(Paris) Une enquête a été ouverte à Paris pour omission de porter secours après une plainte de proches de Samuel Paty, assassiné en octobre 2020 près de son collège, contre l’administration, accusée de n’avoir pas protégé l’enseignant.

Un an et demi après l’assassinat du professeur d’histoire-géographie à Conflans-Sainte-Honorine (Yvelines), dix membres de sa famille, à l’exception de son ex-compagne, s’étaient joints à cette plainte déposée le 6 avril.

« Des fautes ont été commises tant du côté de l’Éducation nationale que du côté du ministère de l’Intérieur, sans lesquelles Samuel Paty aurait pu être sauvé », avait alors indiqué leur conseil, Me Virginie Le Roy.

Le parquet de Paris a confirmé jeudi avoir ouvert le 19 avril une enquête, confiée à la Brigade de répression de la délinquance contre la personne (BRDP), pour non-assistance à personne en péril et non empêchement de crime.

Il y a deux mois, l’avocat de l’ancienne compagne et du fils de Samuel Paty, Me Francis Szpiner, avait indiqué que sa cliente avait « appris avec surprise le dépôt d’une plainte contre X pour “non empêchement de crime”, procédure à laquelle elle n’entend pas s’associer ».

L’ex-compagne de l’enseignant « considère que l’idéologie salafiste est seule responsable de la mort de Samuel Paty et que l’État l’a toujours, ainsi que son fils, soutenue », avait-il alors ajouté.

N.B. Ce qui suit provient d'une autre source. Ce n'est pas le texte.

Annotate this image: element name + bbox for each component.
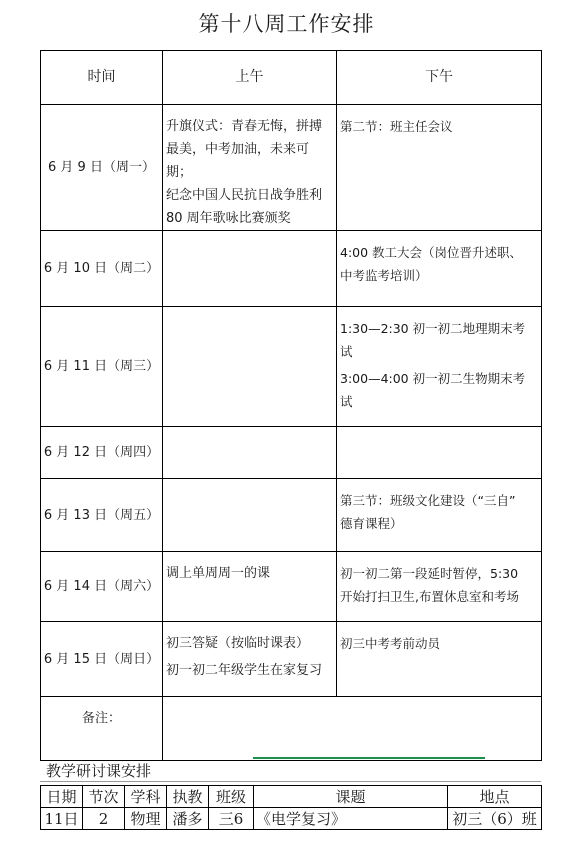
day-cell: 6 月 12 日（周四）: [41, 427, 163, 479]
table-row: [41, 231, 542, 307]
afternoon-cell: [337, 307, 542, 427]
table-row: [41, 105, 542, 231]
cell-line: 升旗仪式：青春无悔，拼搏: [166, 119, 323, 134]
cell-class: 三6: [209, 808, 254, 830]
header-period: 节次: [83, 786, 125, 808]
header-teacher: 执教: [167, 786, 209, 808]
afternoon-cell: [337, 427, 542, 479]
cell-line: 纪念中国人民抗日战争胜利: [166, 188, 323, 203]
day-cell: 6 月 10 日（周二）: [41, 231, 163, 307]
research-header-row: [41, 786, 542, 808]
header-afternoon: 下午: [337, 51, 542, 105]
cell-line: 中考监考培训）: [340, 268, 428, 283]
cell-line: 1:30—2:30 初一初二地理期末考: [340, 321, 526, 336]
cell-line: 第二节：班主任会议: [340, 119, 453, 134]
cell-line: 初一初二年级学生在家复习: [166, 663, 323, 678]
morning-cell: [163, 552, 337, 622]
morning-cell: [163, 427, 337, 479]
cell-selection-border: [253, 757, 485, 759]
afternoon-cell: [337, 552, 542, 622]
cell-line: 试: [340, 344, 353, 359]
table-row: [41, 808, 542, 830]
cell-date: 11日: [41, 808, 83, 830]
morning-cell: [163, 231, 337, 307]
header-location: 地点: [448, 786, 542, 808]
day-cell: 6 月 15 日（周日）: [41, 622, 163, 697]
header-time: 时间: [41, 51, 163, 105]
header-subject: 学科: [125, 786, 167, 808]
cell-topic: 《电学复习》: [254, 808, 448, 830]
day-cell: 6 月 9 日（周一）: [41, 105, 163, 231]
divider: [40, 781, 541, 782]
cell-line: 3:00—4:00 初一初二生物期末考: [340, 371, 526, 386]
header-date: 日期: [41, 786, 83, 808]
day-cell: 6 月 14 日（周六）: [41, 552, 163, 622]
table-header-row: [41, 51, 542, 105]
page-title: 第十八周工作安排: [198, 12, 375, 36]
cell-line: 初三中考考前动员: [340, 636, 441, 651]
research-lesson-section: [40, 752, 541, 845]
cell-teacher: 潘多: [167, 808, 209, 830]
afternoon-cell: [337, 105, 542, 231]
cell-line: 80 周年歌咏比赛颁奖: [166, 211, 291, 226]
cell-line: 4:00 教工大会（岗位晋升述职、: [340, 245, 523, 260]
cell-line: 调上单周周一的课: [166, 566, 271, 581]
table-row: [41, 479, 542, 552]
cell-line: 最美，中考加油，未来可期；: [166, 142, 310, 180]
notes-cell: [163, 697, 542, 761]
cell-line: 德育课程）: [340, 516, 403, 531]
schedule-table: [40, 50, 542, 761]
day-cell: 6 月 11 日（周三）: [41, 307, 163, 427]
header-class: 班级: [209, 786, 254, 808]
afternoon-cell: [337, 479, 542, 552]
research-caption: 教学研讨课安排: [46, 762, 152, 780]
table-row: [41, 552, 542, 622]
cell-line: 第三节：班级文化建设（“三自”: [340, 493, 516, 508]
cell-line: 初一初二第一段延时暂停，5:30: [340, 566, 519, 581]
header-topic: 课题: [254, 786, 448, 808]
cell-line: 试: [340, 394, 353, 409]
afternoon-cell: [337, 231, 542, 307]
cell-line: 初三答疑（按临时课表）: [166, 636, 310, 651]
morning-cell: [163, 479, 337, 552]
day-cell: 6 月 13 日（周五）: [41, 479, 163, 552]
notes-label: 备注：: [41, 697, 163, 761]
cell-line: 开始打扫卫生,布置休息室和考场: [340, 589, 519, 604]
table-row: [41, 622, 542, 697]
morning-cell: [163, 105, 337, 231]
morning-cell: [163, 622, 337, 697]
table-row: [41, 427, 542, 479]
cell-subject: 物理: [125, 808, 167, 830]
notes-row: [41, 697, 542, 761]
header-morning: 上午: [163, 51, 337, 105]
table-row: [41, 307, 542, 427]
research-table: [40, 785, 542, 830]
afternoon-cell: [337, 622, 542, 697]
morning-cell: [163, 307, 337, 427]
cell-period: 2: [83, 808, 125, 830]
cell-location: 初三（6）班: [448, 808, 542, 830]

Longue de 80 pages, la plainte de Me Le Roy cible les délits de « non-empêchement de crime et de non-assistance à personne en péril » et visait « plusieurs agents du ministère de l’Intérieur et du ministère de l’Éducation nationale » qui ont eu à connaître, directement ou indirectement, de la situation de Samuel Paty.

Engrenage

L’un des enjeux juridiques devrait être de savoir si ces agents pouvaient avoir conscience de l’existence d’une menace réelle, ciblée et immédiate visant le professeur.

Dans le détail, la plainte rappelle le lent engrenage, débuté par un cours sur la laïcité dans le collège début octobre 2020, qui a abouti à l’assassinat le 16 du professeur âgé de 47 ans par Abdoullakh Anzorov, réfugié russe d’origine tchétchène.

Le jeune homme de 18 ans, radicalisé, lui reprochait d’avoir montré en classe des caricatures de Mahomet et avait revendiqué son geste en se félicitant d’avoir « vengé le prophète », avant d’être tué par la police.

Pour les membres de la famille Paty qui ont porté plainte, « dès le 8 octobre et jusqu’au 16, Samuel Paty, la principale et les enseignants ont identifié une menace grave pour leur intégrité physique et la sécurité du collège ».

Cette menace résultait notamment de la médiatisation de l’affaire via les réseaux sociaux par Brahim Chnina, le père d’une collégienne qui prétendait avoir assisté au cours pendant lequel Samuel Paty avait montré les caricatures, et par le sulfureux militant islamiste Abdelhakim Sefrioui.

Mais cette « fatwa contre le professeur », comme l’avait qualifiée le ministre de l’Intérieur Gérald Darmanin trois jours après l’assassinat, n’a pas eu de réponse à la hauteur, estiment-ils.

M. Darmanin avait alors dit « comprendre » la plainte de ces proches de l’enseignant, mais estimé que « l’État n’aura pas à rougir » de son action dans cette affaire.

Dans l’enquête antiterroriste sur l’assassinat, au moins quinze personnes sont mises en examen, dont six collégiens, le père de l’adolescente et M. Sefrioui. Les investigations pourraient être clôturées d’ici la fin 2022, selon une source proche du dossier.